Not all Republicans in New Hampshire and South Carolina are rushing to a Trump hug.

GOP strategists say the former president retains support among the hard-core backers who won him primary victories in those two states in 2016, but there are signs voters favor alternatives, as Florida Governor Ron DeSantis of who is generally expected to participate in the race.

“He remains a dominant figure, but no longer owned by the Republican Party,” said Tom Rath, the former New Hampshire attorney general who has advised multiple presidential campaigns. “He’s coming to a very different political environment in New Hampshire than he was used to before.”

Trump won a crowded 2016 New Hampshire primary with about 35% of the vote and the South Carolina GOP race with 33%.

A University of New Hampshire Survey Center poll released Thursday found DeSantis leading Trump by 42% to 30% among likely primary voters. A survey of likely GOP voters by the South Carolina Policy Council found that only 37% believe the party should nominate Trump in 2024. In a head-to-head match, DeSantis defeated Trump 52% ​​to 33%.

Still, former New Hampshire GOP chairman Fergus Cullen says the dedication of Trump’s staunch supporters should not be underestimated. In a crowded field, Trump may only need a third of the vote to win the New Hampshire primary again.

“His supporters are open to dating anyone else, but it’s not like they really want to dump him,” Cullen said.

Resistance to Trump

Trump has the support of about a third of South Carolina’s GOP voters, estimates Katon Dawson, a former state GOP chairman. That may be enough to win an overcrowded primary, but there is room for another candidate to peel away support, he warned.

Dawson supports Nikki Haley as she flees. Haley would be a formidable candidate in South Carolina as a popular former governor, who also served as a UN ambassador under Trump.
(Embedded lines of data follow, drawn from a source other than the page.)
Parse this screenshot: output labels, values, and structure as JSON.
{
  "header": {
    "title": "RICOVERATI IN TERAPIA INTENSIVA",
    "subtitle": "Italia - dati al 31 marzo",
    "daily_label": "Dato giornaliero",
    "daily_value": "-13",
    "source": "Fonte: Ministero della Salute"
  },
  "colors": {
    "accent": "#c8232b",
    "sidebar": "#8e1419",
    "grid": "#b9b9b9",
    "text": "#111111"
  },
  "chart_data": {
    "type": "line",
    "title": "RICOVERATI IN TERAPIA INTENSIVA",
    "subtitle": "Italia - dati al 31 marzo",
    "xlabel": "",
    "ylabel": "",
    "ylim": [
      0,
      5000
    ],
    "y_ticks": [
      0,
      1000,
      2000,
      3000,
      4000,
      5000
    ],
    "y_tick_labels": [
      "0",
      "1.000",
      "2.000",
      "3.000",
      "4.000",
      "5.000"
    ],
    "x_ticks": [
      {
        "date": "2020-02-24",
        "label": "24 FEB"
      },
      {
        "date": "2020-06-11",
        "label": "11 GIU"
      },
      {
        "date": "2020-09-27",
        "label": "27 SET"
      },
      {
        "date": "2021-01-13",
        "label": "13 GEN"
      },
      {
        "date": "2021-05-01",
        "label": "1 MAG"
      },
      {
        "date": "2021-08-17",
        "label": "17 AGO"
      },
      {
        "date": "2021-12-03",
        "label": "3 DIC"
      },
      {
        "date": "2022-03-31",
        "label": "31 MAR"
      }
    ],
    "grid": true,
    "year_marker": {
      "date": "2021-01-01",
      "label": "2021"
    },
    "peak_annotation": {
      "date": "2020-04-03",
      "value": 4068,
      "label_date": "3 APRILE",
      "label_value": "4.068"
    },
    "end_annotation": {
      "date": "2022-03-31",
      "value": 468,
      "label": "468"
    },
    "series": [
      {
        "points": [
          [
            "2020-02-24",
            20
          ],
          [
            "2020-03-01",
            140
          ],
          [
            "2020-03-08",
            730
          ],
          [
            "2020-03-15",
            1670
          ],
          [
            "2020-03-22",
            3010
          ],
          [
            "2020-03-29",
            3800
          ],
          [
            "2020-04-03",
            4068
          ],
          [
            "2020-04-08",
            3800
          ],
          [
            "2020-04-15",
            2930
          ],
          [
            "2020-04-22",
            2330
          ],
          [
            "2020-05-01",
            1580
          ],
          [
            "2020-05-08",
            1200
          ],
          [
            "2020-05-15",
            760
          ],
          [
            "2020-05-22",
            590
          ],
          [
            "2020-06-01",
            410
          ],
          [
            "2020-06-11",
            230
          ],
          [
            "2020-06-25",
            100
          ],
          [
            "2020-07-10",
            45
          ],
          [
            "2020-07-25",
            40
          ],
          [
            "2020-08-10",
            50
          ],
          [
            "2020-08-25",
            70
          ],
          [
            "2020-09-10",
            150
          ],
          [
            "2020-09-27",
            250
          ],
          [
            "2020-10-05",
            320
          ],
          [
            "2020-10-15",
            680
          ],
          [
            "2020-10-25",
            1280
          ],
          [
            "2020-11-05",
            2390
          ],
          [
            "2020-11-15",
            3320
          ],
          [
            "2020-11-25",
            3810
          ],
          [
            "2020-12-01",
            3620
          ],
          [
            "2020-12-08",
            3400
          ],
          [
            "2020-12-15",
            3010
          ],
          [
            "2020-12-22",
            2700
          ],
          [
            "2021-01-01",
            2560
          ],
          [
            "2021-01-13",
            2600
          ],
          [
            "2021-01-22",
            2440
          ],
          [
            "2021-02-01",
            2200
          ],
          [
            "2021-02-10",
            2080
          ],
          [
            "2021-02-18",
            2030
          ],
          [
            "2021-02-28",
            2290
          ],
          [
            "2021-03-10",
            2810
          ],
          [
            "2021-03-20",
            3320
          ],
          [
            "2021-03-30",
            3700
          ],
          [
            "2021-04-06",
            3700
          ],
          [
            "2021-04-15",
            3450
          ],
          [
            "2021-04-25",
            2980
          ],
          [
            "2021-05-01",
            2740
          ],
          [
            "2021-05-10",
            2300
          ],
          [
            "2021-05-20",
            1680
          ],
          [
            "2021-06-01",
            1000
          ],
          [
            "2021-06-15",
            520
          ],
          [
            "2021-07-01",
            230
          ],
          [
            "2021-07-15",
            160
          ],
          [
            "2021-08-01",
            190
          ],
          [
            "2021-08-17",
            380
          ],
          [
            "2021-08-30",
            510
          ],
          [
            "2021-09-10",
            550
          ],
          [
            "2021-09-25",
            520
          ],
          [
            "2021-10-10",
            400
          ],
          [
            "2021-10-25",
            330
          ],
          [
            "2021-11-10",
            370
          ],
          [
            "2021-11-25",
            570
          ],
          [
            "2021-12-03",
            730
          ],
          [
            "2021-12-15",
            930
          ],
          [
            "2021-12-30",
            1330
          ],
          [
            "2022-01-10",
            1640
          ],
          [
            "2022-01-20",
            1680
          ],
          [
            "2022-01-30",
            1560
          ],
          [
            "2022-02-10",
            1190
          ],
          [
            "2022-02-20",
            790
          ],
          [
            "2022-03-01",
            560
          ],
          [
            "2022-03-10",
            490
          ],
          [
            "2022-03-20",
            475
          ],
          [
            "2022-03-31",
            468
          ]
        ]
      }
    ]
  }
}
She said in 2021 she wouldn’t run if Trump did, but has since said she’s seriously considering a 2024 bid.

“There’s a sense that Donald Trump won’t just announce the nomination at this point and will have no resistance,” said Robert Oldendick, a professor emeritus of political science at the University of South Carolina at Columbia.

Other Republicans considering 2024 bids include former Vice President Mike Pence; former Secretary of State Michael Pompeo, who released a book this week; former Arkansas governor Asa Hutchinson, who attended this week’s meeting of the Republican National Committee in California; and South Carolina Senator Tim Scott, who did not attend Saturday’s event. A Scott spokesperson said the senator had a previously planned engagement.

Trump launched his third bid for the White House expecting to benefit from a Republican “red wave” in the midterm elections. Instead, he was widely blamed for the GOP’s disappointing results when his hand-picked candidates lost key races. He did not follow up his announcement with any major campaign events outside of Florida.

Read more: Trump support is ‘Kiss of Death’ as ​​Republican criticism grows

In a Jan. 19 post on Truth Social, Trump acknowledged that his campaign is considered lackluster, but said the election is “a long time away” and promised “LOTS OF HUGE rallies and other events to come.”

Carl Broggi, the senior pastor of Community Bible Church in Beaufort, South Carolina, said Trump’s support among evangelical voters in the state remains strong after he benched three new Supreme Court justices and recognized Jerusalem as the capital of Israel.

But Broggi said Trump was not as firm as DeSantis on sexual orientation and gender identity issues and that he damaged his position when he said in an interview that some evangelical leaders were disloyal because they did not immediately support him.

“I honestly think if DeSantis ran, he could potentially remove Trump from the top spot,” Broggi said.

(Updates with South Carolina rally from the fifth paragraph.)